- Department of Neurosurgery, The First Affiliated Hospital of Zhengzhou University, Zhengzhou, China
Background: A bibliometric analysis was conducted to understand the current research status and trends in facial nerve injury after cerebellopontine angle (CPA) tumors to identify new perspectives for future research.
Methods: CiteSpace was used to visualize and analyze relevant literature included in the CNKI and WanFang databases, and the Web of Science Core Collection from 2015 to 2024. Chinese literature was deduplicated using NoteExpress.
Results: A total of 7,021 studies was retrieved, showing a pattern of rapid increase in this research area over the past 10 years. Protection and management of the facial nerve in surgery and early recognition of facial nerve injury were the research hotspots and trends.
Conclusion: This study emphasizes the importance of intraoperative protection and management of the facial nerve. Limited research has addressed the postoperative facial nerve injury from the perspective of functional rehabilitation and patient psychology. These areas need more attention and focused research.
1 Introduction
The cerebellopontine angle (CPA) is a triangular three-dimensional area located in the anterolateral aspect of the posterior cranial fossa between the cerebellum, pons, medulla oblongata and the petrous part of the temporal bone. Approximately 10–15% of the intracranial tumors originate in this area (1). Most CPA tumors are benign and patients may present with neurological symptoms such as hearing impairment, vestibular dysfunction, and headaches (2). Treatment options include conservative treatment, radiation therapy, and surgical removal, which should be chosen based on patient preferences and clinical indicators and conditions such as physical status and tumor size (3). About 80% ~ 94% of CPA tumors are vestibular schwannomas, which reinforces surgical resection as the optimal treatment. This procedure carries a 10% ~ 60% chance of damaging the facial nerve (3–5).

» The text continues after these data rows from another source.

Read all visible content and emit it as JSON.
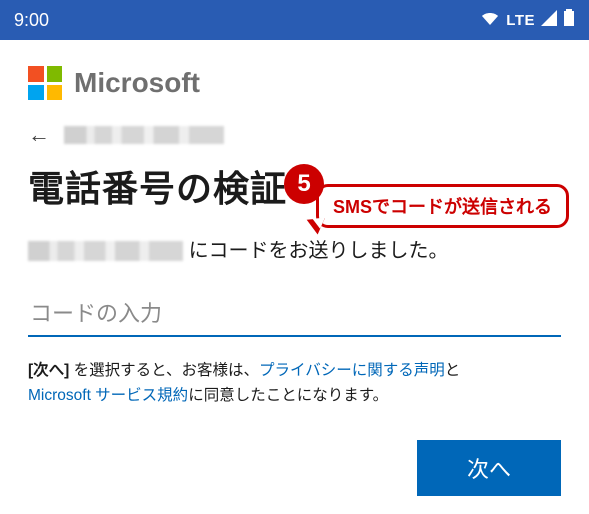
{
  "status": {
    "time": "9:00",
    "network_label": "LTE"
  },
  "brand": {
    "name": "Microsoft"
  },
  "page": {
    "title": "電話番号の検証",
    "sent_suffix": "にコードをお送りしました。"
  },
  "input": {
    "placeholder": "コードの入力"
  },
  "consent": {
    "prefix": "[次へ]",
    "after_prefix": " を選択すると、お客様は、",
    "privacy_link": "プライバシーに関する声明",
    "and_text": "と",
    "tos_link": "Microsoft サービス規約",
    "suffix": "に同意したことになります。"
  },
  "actions": {
    "next": "次へ"
  },
  "annotation": {
    "step_number": "5",
    "text": "SMSでコードが送信される"
  }
}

Facial nerve injury, and even facial paralysis, can occur in patients because of intraoperative damage to the cranial nerves, especially the facial nerve, secondary to CPA space constraints (6, 7). Expression defects and chewing weakness may occur when patients suffer facial nerve injury (8), potentially triggering adverse emotional states such as anxiety and depression, thereby affecting their social participation (9–12). Patients with impaired or not fully rehabilitated facial nerve function will experience asymmetric facial movements (13). These sequelae significantly compromise their physical and mental health. Kenton et al. (14) conducted qualitative interviews with patients with facial nerve injuries after vestibular schwannoma to understand their distress. They found that the root of the distress was long-term facial paralysis, alteration of self-perception, and social anxiety. Therefore, it is of great significance and necessity to visualize the current status, hotspots, and frontiers of research on patients with postoperative facial nerve injury after CPA tumors.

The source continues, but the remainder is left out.